Cerró el libro y me miró. Su pañuelo y las alas de su sombrero cubrían en gran parte su extraño rostro. Era oscuro y moreno; los bucles de su cabello colgaban sobre sus mejillas.
Me examinó con escudriñadora mirada.
-¿Quiere que le diga la buenaventura? -preguntó con voz tan penetrante como sus
ojos y tan dura como sus facciones.
-No me interesa nada, abuela: si usted quiere... Pero le confieso que no creo en
ninguna de esas cosas. -Esperaba que tuviese usted ese descaro: lo he comprendido por el ruido de sus pies al cruzar el umbral. -¿Sí? Tiene usted buen oído.
-Y buen ojo y buena cabeza. -Bastante falta le harán para su trato. -Especialmente
cuando encuentro clientes como usted. ¿Cómo no se estremece? -Porque no tengo frío. -
¿Cómo no palidece? -Porque no estoy mal.
-¿Cómo no quería consultar mi ciencia? -Porque no soy una necia.

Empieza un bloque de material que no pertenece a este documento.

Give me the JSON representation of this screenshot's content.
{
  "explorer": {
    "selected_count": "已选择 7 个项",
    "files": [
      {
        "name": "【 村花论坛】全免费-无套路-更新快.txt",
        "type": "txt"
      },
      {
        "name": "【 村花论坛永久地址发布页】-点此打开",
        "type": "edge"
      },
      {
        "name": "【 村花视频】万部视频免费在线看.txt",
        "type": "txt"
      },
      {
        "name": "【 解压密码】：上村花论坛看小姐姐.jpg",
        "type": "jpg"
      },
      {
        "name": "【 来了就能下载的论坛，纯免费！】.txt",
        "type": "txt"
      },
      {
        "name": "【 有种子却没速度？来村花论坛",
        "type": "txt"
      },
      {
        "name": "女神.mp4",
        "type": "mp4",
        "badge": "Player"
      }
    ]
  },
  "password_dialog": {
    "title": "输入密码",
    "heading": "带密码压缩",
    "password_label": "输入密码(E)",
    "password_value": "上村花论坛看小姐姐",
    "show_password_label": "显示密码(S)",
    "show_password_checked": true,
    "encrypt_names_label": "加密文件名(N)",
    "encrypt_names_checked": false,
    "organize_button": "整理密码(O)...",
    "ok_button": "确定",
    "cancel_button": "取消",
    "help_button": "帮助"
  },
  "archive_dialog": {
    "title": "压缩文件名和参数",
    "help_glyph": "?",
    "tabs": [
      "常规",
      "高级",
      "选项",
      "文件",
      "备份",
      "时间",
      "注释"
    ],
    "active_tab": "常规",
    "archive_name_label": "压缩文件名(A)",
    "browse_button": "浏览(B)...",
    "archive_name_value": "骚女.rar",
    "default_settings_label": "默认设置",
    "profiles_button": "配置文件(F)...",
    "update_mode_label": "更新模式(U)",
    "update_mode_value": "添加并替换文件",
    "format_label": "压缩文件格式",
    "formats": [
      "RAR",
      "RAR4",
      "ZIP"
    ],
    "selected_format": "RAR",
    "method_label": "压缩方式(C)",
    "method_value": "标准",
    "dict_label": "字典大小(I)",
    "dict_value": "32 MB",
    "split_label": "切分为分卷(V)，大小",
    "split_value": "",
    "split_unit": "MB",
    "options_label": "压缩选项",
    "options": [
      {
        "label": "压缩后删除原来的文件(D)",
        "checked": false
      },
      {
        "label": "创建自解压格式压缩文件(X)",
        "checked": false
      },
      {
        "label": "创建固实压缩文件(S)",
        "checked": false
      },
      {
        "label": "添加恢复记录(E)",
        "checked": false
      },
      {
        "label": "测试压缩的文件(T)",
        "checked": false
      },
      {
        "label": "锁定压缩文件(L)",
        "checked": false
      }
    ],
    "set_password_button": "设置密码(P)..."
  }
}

La vieja emitió una carcajada cavernosa. Luego sacó una corta pipa y empezó a
fumar. Después de haberse entregado a este placer, irguió su encorvado cuerpo, se quitó la pipa de los labios y, mirando fijamente el fuego, dijo subrayando las palabras:
-Usted tiene frío, usted está enferma y usted es una necia.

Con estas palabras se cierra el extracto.